Material and Methods:

Thirty OLP patients and 30 controls were included. The oral-dryness symptoms were collected using the Xerostomia Inventory (XI) and Bother Index (BI). The salivary-flow rate was measured using a Modified Schirmer Test (MST) and the spitting method. The clinical signs of dry mouth were determined by the clinical oral-dryness score (CODS). The Thongprasom score was used to evaluate the severity of OLP. The data were analyzed using the Mann-Whitney U test and Spearman’s rank correlation coefficient.

Results:

The XI score and BI score in the OLP group were significantly higher than in the control group. However, CODS, MST, the unstimulated salivary-flow rate, and the stimulated salivary-flow rate were not significantly different between the two groups. There was no correlation between oral dryness and the salivary-flow rate in OLP patients. The severity of OLP was also not correlated to oral dryness and the salivary-flow rate.

Conclusion:

OLP patients had more complaints about mouth dryness than the controls. However, the salivary-flow rates between the two groups were not different. Additionally, the severity of OLP was not related to dry mouth or the salivary-flow rate. The possible reasons for oral dryness among people with OLP require further investigation.
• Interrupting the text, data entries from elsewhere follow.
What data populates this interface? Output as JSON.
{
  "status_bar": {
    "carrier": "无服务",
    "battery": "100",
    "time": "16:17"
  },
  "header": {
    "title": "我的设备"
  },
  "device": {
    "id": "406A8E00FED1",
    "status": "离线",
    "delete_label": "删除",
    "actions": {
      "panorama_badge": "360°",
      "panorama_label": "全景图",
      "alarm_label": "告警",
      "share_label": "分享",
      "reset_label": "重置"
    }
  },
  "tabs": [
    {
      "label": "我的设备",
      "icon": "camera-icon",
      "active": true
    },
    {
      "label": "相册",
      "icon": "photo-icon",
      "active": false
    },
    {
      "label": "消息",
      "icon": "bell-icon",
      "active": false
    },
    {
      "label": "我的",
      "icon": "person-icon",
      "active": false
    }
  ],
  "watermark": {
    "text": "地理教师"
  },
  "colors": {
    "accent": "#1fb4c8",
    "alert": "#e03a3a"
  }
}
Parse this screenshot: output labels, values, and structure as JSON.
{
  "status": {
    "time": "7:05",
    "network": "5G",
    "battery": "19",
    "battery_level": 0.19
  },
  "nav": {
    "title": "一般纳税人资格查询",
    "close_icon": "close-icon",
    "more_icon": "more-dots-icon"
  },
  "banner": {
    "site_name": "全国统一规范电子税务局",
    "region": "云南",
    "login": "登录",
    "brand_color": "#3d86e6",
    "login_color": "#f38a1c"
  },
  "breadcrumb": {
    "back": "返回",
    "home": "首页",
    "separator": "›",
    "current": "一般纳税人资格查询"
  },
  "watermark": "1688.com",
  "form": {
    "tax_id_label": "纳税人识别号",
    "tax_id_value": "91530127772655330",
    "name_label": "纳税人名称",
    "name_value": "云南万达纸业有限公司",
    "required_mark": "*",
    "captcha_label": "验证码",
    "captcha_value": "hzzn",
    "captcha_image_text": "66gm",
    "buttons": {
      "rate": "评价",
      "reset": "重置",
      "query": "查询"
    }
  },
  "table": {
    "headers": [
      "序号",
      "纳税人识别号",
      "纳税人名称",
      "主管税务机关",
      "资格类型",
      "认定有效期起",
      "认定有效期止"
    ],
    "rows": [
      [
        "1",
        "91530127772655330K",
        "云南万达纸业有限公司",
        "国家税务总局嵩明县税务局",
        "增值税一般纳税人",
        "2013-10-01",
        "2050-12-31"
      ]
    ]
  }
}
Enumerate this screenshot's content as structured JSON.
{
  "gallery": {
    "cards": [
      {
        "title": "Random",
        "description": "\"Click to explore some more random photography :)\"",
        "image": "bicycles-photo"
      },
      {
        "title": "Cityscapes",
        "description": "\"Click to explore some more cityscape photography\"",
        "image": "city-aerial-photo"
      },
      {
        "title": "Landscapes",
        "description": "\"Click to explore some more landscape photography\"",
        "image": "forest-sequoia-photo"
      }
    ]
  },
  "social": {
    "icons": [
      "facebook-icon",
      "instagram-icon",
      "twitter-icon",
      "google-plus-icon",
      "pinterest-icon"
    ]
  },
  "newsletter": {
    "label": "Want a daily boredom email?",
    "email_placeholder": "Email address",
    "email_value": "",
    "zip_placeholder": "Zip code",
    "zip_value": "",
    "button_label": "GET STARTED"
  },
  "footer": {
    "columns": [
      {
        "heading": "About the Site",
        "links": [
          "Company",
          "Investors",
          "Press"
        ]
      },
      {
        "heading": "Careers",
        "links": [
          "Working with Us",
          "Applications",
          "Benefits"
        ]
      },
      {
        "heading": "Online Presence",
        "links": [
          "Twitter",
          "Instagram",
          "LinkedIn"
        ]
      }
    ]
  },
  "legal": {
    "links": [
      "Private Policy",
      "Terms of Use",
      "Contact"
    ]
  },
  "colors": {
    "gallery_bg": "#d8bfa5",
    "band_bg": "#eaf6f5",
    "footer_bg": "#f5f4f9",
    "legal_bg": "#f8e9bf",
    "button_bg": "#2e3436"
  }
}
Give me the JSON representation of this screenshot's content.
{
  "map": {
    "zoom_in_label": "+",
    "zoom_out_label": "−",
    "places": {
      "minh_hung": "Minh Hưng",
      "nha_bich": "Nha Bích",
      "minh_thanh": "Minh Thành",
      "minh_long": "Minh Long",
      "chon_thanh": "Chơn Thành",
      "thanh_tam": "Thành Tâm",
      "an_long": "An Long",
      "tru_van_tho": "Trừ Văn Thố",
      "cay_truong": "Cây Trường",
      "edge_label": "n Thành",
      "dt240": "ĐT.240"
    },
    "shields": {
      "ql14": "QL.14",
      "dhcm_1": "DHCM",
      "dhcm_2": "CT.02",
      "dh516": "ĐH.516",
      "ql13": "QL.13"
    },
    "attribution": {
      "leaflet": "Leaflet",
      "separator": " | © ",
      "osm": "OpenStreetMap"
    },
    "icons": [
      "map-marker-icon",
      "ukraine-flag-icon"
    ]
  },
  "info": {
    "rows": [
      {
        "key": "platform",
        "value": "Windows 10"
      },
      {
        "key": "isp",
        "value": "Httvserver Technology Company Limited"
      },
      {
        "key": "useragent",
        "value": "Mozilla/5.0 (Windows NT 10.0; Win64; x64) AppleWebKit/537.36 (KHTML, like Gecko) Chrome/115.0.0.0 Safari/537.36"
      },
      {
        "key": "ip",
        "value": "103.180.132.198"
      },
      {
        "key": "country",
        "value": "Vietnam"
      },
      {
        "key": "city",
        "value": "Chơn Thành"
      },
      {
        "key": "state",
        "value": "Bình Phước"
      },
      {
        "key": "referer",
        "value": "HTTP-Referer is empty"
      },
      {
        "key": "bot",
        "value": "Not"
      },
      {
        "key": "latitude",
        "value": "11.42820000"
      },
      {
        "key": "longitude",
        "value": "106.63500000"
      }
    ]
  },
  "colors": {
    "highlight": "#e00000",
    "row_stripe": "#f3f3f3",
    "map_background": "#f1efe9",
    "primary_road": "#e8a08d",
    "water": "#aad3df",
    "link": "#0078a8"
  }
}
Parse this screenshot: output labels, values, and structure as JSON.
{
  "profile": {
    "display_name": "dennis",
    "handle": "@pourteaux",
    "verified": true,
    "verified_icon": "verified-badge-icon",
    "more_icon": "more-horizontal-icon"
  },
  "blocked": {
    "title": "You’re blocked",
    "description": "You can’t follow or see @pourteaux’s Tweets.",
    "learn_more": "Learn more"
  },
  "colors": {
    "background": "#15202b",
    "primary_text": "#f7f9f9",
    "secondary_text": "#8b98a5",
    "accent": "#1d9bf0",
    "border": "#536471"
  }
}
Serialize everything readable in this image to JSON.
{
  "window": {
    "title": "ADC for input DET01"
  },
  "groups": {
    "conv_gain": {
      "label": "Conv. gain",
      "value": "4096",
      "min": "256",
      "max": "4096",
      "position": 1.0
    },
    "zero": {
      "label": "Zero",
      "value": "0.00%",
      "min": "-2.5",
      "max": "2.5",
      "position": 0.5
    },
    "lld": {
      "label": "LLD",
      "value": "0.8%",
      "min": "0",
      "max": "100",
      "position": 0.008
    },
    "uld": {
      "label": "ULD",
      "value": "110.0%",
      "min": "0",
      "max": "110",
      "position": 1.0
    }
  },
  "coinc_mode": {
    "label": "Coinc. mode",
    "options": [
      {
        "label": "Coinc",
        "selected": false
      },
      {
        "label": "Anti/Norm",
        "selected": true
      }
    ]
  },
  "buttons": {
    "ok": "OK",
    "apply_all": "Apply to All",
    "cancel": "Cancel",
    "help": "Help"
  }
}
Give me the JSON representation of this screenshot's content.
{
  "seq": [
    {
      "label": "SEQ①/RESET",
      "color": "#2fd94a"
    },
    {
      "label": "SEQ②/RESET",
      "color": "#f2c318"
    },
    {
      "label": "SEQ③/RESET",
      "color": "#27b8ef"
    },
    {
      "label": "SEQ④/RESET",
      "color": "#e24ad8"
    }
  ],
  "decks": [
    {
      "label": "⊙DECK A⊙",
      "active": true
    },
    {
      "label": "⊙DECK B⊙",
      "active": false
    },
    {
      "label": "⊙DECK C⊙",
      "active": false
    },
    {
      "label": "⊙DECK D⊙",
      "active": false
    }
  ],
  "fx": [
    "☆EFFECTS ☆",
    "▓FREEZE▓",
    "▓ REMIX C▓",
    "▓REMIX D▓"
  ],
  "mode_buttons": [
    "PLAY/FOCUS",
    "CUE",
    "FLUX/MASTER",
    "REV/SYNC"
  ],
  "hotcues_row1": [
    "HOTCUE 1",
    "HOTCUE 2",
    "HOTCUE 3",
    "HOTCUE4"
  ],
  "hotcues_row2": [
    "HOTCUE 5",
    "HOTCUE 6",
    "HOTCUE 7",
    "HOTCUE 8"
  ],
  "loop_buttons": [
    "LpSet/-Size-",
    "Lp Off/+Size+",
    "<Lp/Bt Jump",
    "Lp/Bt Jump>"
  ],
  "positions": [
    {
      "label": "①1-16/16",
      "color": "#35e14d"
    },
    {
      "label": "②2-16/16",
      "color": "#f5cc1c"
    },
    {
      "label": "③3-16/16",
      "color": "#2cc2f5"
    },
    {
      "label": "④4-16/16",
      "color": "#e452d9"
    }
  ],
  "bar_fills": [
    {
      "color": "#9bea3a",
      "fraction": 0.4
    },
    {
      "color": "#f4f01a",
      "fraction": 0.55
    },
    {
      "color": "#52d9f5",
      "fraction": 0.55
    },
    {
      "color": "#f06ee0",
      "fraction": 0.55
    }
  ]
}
Keywords: Modified schirmer test, Clinical oral dryness score, Oral dryness, Oral lichen planus, Salivary flow rate, Xerostomia.



1. INTRODUCTION

Oral lichen planus (OLP) is a common chronic inflammatory disease. It affects 0.5-2% of the population. The disease is found to be more prevalent in women than men, at a ratio of 4:1. The T-cell-mediated immune system is believed to be involved in the pathogenesis of OLP [1, 2]. The three major clinical presentations of OLP consist of the reticular, atrophic, and erosive forms. Patients with the reticular form are frequently asymptomatic. However, patients with the atrophic

or erosive forms usually report roughness in their mouth, a burning sensation, and painful oral mucosa [1-3]. In symptomatic OLP patients, their quality of life is usually affected.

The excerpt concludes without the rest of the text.